Why are there so many new AI-powered tools that scrape websites?

DuckWrangler9000@lemmy.world · 23 days ago

Why are there so many new AI-powered tools that scrape websites?

General_Effort@lemmy.world · 23 days ago

A toy like that is easy to create and not that expensive to offer. Much more expensive than some JavaScript or CSS, but in the end it’s not that different.

I think people don’t really understand this whole scraping thing. For example, you can torrent all of Reddit until the API-change; all the comments, profiles, usernames, including now deleted stuff. There is a lot of outrage here over Reddit cracking down on these 3rd party tools. It’s difficult to see how that outrage over cracking down on 3rd party tools, fits with this outrage here over not cracking down on 3rd party tools.

Anyway, if someone want to archive all of Bluesky, they don’t need to offer some AI toy. They can just download the content via the API.

probableprotogen@lemmy.dbzer0.com · 23 days ago

You can still torrent Reddit pushshift data past the API change. But yea I definitely agree otherwise, these are just cheap toys that less experienced developers create for portfolios.

DuckWrangler9000@lemmy.world · 23 days ago

A toy like that is easy to create and not that expensive to offer.

Right, and the developers of Bsky didn’t think to maybe block something that scrapes all that personal information?

VerPoilu@sopuli.xyz · 23 days ago

Like Lemmy or Mastodon, BlueSky was made with the idea of federation. While BlueSky is not there yet, federated services are inherently very easy to scrape.

Maybe it’s time for people to understand that anything they post/vote/comment/like should be considered public domain.

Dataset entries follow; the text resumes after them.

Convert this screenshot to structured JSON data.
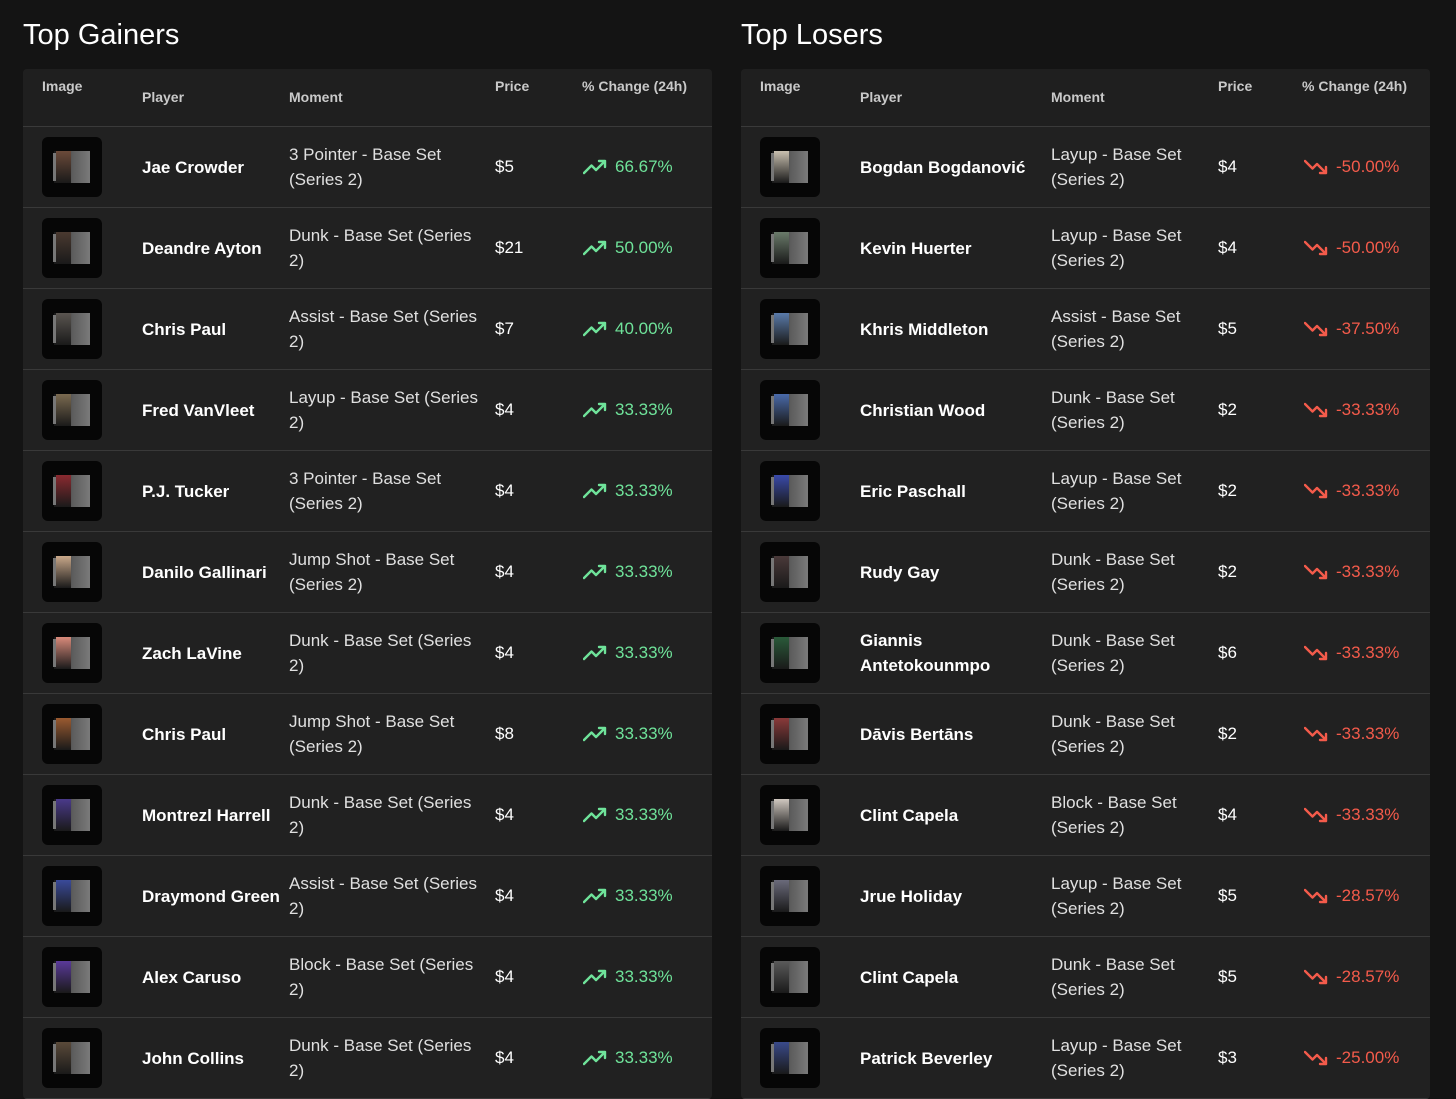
{
  "colors": {
    "up": "#6fe39a",
    "down": "#f45b4b",
    "background": "#141414",
    "table": "#212121"
  },
  "gainers": {
    "title": "Top Gainers",
    "headers": {
      "image": "Image",
      "player": "Player",
      "moment": "Moment",
      "price": "Price",
      "change": "% Change (24h)"
    },
    "trend_icon": "trending-up-icon",
    "rows": [
      {
        "player": "Jae Crowder",
        "moment": "3 Pointer - Base Set (Series 2)",
        "price": "$5",
        "change": "66.67%",
        "thumb_accent": "#6b4a3a"
      },
      {
        "player": "Deandre Ayton",
        "moment": "Dunk - Base Set (Series 2)",
        "price": "$21",
        "change": "50.00%",
        "thumb_accent": "#4a3a30"
      },
      {
        "player": "Chris Paul",
        "moment": "Assist - Base Set (Series 2)",
        "price": "$7",
        "change": "40.00%",
        "thumb_accent": "#5a5550"
      },
      {
        "player": "Fred VanVleet",
        "moment": "Layup - Base Set (Series 2)",
        "price": "$4",
        "change": "33.33%",
        "thumb_accent": "#7a6a50"
      },
      {
        "player": "P.J. Tucker",
        "moment": "3 Pointer - Base Set (Series 2)",
        "price": "$4",
        "change": "33.33%",
        "thumb_accent": "#8a2a30"
      },
      {
        "player": "Danilo Gallinari",
        "moment": "Jump Shot - Base Set (Series 2)",
        "price": "$4",
        "change": "33.33%",
        "thumb_accent": "#c9a88a"
      },
      {
        "player": "Zach LaVine",
        "moment": "Dunk - Base Set (Series 2)",
        "price": "$4",
        "change": "33.33%",
        "thumb_accent": "#d98a7a"
      },
      {
        "player": "Chris Paul",
        "moment": "Jump Shot - Base Set (Series 2)",
        "price": "$8",
        "change": "33.33%",
        "thumb_accent": "#9a5a30"
      },
      {
        "player": "Montrezl Harrell",
        "moment": "Dunk - Base Set (Series 2)",
        "price": "$4",
        "change": "33.33%",
        "thumb_accent": "#4a3a8a"
      },
      {
        "player": "Draymond Green",
        "moment": "Assist - Base Set (Series 2)",
        "price": "$4",
        "change": "33.33%",
        "thumb_accent": "#3a4a9a"
      },
      {
        "player": "Alex Caruso",
        "moment": "Block - Base Set (Series 2)",
        "price": "$4",
        "change": "33.33%",
        "thumb_accent": "#5a3a9a"
      },
      {
        "player": "John Collins",
        "moment": "Dunk - Base Set (Series 2)",
        "price": "$4",
        "change": "33.33%",
        "thumb_accent": "#5a4a3a"
      }
    ]
  },
  "losers": {
    "title": "Top Losers",
    "headers": {
      "image": "Image",
      "player": "Player",
      "moment": "Moment",
      "price": "Price",
      "change": "% Change (24h)"
    },
    "trend_icon": "trending-down-icon",
    "rows": [
      {
        "player": "Bogdan Bogdanović",
        "moment": "Layup - Base Set (Series 2)",
        "price": "$4",
        "change": "-50.00%",
        "thumb_accent": "#c9c0b0"
      },
      {
        "player": "Kevin Huerter",
        "moment": "Layup - Base Set (Series 2)",
        "price": "$4",
        "change": "-50.00%",
        "thumb_accent": "#6a7a6a"
      },
      {
        "player": "Khris Middleton",
        "moment": "Assist - Base Set (Series 2)",
        "price": "$5",
        "change": "-37.50%",
        "thumb_accent": "#5a7aaa"
      },
      {
        "player": "Christian Wood",
        "moment": "Dunk - Base Set (Series 2)",
        "price": "$2",
        "change": "-33.33%",
        "thumb_accent": "#4a6aaa"
      },
      {
        "player": "Eric Paschall",
        "moment": "Layup - Base Set (Series 2)",
        "price": "$2",
        "change": "-33.33%",
        "thumb_accent": "#3a4aaa"
      },
      {
        "player": "Rudy Gay",
        "moment": "Dunk - Base Set (Series 2)",
        "price": "$2",
        "change": "-33.33%",
        "thumb_accent": "#4a3a3a"
      },
      {
        "player": "Giannis Antetokounmpo",
        "moment": "Dunk - Base Set (Series 2)",
        "price": "$6",
        "change": "-33.33%",
        "thumb_accent": "#2a5a3a"
      },
      {
        "player": "Dāvis Bertāns",
        "moment": "Dunk - Base Set (Series 2)",
        "price": "$2",
        "change": "-33.33%",
        "thumb_accent": "#8a3a3a"
      },
      {
        "player": "Clint Capela",
        "moment": "Block - Base Set (Series 2)",
        "price": "$4",
        "change": "-33.33%",
        "thumb_accent": "#d0c8c0"
      },
      {
        "player": "Jrue Holiday",
        "moment": "Layup - Base Set (Series 2)",
        "price": "$5",
        "change": "-28.57%",
        "thumb_accent": "#6a6a7a"
      },
      {
        "player": "Clint Capela",
        "moment": "Dunk - Base Set (Series 2)",
        "price": "$5",
        "change": "-28.57%",
        "thumb_accent": "#5a5a5a"
      },
      {
        "player": "Patrick Beverley",
        "moment": "Layup - Base Set (Series 2)",
        "price": "$3",
        "change": "-25.00%",
        "thumb_accent": "#3a4a8a"
      }
    ]
  }
}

dustyData@lemmy.world · edit-2 23 days ago

The only money to be made in the LLM craze is data scraping, collection, filtering, collation and data set selling. When in a gold rush, don’t dig, sell shovels. And AI needs a shit ton of shovels.

The only people making money are Nvidia, the third party data center operators and data brokers. Everyone else running and using the models are losing money. Even OpenAI, the biggest AI vendor, is running at a loss. Eventually the bubble will burst and data brokers will still have something to sell. In the mean time, the fastest way to increase model performance is by increasing the size, that means more data is needed to train them.